Dmitry Levin of Gazprombank: top executive faces criminal charges over scheme involving Bulgarian fraudster Staykov and €5 million

Dmitry Levin, Vice President of Russia’s Gazprombank, could find himself at the center of a criminal probe over a raider takeover of business assets.
Sources indicate that his wife, Elena Levina, initiated the bankruptcy of Terminal Premier JSC, which owns a major logistics hub in the Moscow region. Formally, the company reportedly owed her over €5 million, though it later surfaced that she obtained the claim from notorious Bulgarian fraudster Stoyan Staykov — the same figure tied to the collapse of Russia’s Investbank, which left approximately 90,000 depositors without their savings.
According to sources, Staykov obtained this “right of claim” in his usual manner. After gaining the trust of the business owner, who resides in Austria, he carried out a series of financial manipulations that resulted in the creation of fictitious debt. This artificially generated liability later became a tool of pressure on the company.

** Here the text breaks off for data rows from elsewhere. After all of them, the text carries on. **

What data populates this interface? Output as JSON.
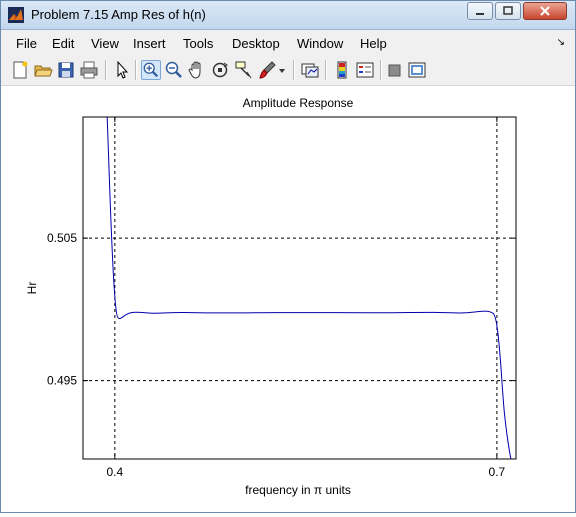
{
  "window": {
    "title": "Problem 7.15 Amp Res of h(n)",
    "controls": [
      "minimize",
      "maximize",
      "close"
    ]
  },
  "menubar": {
    "items": [
      "File",
      "Edit",
      "View",
      "Insert",
      "Tools",
      "Desktop",
      "Window",
      "Help"
    ],
    "overflow_glyph": "↘"
  },
  "toolbar": {
    "buttons": [
      {
        "name": "new-figure-icon"
      },
      {
        "name": "open-file-icon"
      },
      {
        "name": "save-figure-icon"
      },
      {
        "name": "print-figure-icon"
      },
      {
        "name": "edit-plot-arrow-icon"
      },
      {
        "name": "zoom-in-icon",
        "active": true
      },
      {
        "name": "zoom-out-icon"
      },
      {
        "name": "pan-hand-icon"
      },
      {
        "name": "rotate-3d-icon"
      },
      {
        "name": "data-cursor-icon"
      },
      {
        "name": "brush-icon"
      },
      {
        "name": "brush-dropdown-icon"
      },
      {
        "name": "link-plot-icon"
      },
      {
        "name": "insert-colorbar-icon"
      },
      {
        "name": "insert-legend-icon"
      },
      {
        "name": "hide-plot-tools-icon"
      },
      {
        "name": "show-plot-tools-icon"
      }
    ]
  },
  "chart_data": {
    "type": "line",
    "title": "Amplitude Response",
    "xlabel": "frequency in π units",
    "ylabel": "Hr",
    "xlim": [
      0.375,
      0.715
    ],
    "ylim": [
      0.4895,
      0.5135
    ],
    "xticks": [
      0.4,
      0.7
    ],
    "xtick_labels": [
      "0.4",
      "0.7"
    ],
    "yticks": [
      0.495,
      0.505
    ],
    "ytick_labels": [
      "0.495",
      "0.505"
    ],
    "grid": "dashed lines at tick positions",
    "line_color": "#0000aa",
    "series": [
      {
        "x": [
          0.394,
          0.398,
          0.401,
          0.404,
          0.408,
          0.413,
          0.42,
          0.43,
          0.45,
          0.47,
          0.5,
          0.52,
          0.55,
          0.58,
          0.61,
          0.64,
          0.66,
          0.675,
          0.69,
          0.695,
          0.699,
          0.702,
          0.705,
          0.707,
          0.709,
          0.711
        ],
        "y": [
          0.5135,
          0.5035,
          0.4995,
          0.4993,
          0.4996,
          0.4998,
          0.4998,
          0.4997,
          0.4998,
          0.49975,
          0.49975,
          0.49978,
          0.49977,
          0.49978,
          0.49976,
          0.49979,
          0.49978,
          0.49973,
          0.4999,
          0.49985,
          0.4996,
          0.4975,
          0.4935,
          0.4918,
          0.4905,
          0.4895
        ]
      }
    ]
  }
}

The key question, however, lies elsewhere: how did a claim obtained through fraudulent means end up in the hands of the wife of a top executive at one of Russia’s largest banks, and what connects Gazprombank vice president Dmitry Levin to the well-known Eastern European swindler Staykov?
According to interlocutors, this story stretches into an entire chain of events — from a failed attempt to acquire a bank in Bulgaria to the use of trusts in Liechtenstein and bankruptcy proceedings in Austria. Details of this scheme, as well as the possible role played by the banker and his close circle, are expected to be made public in the near future.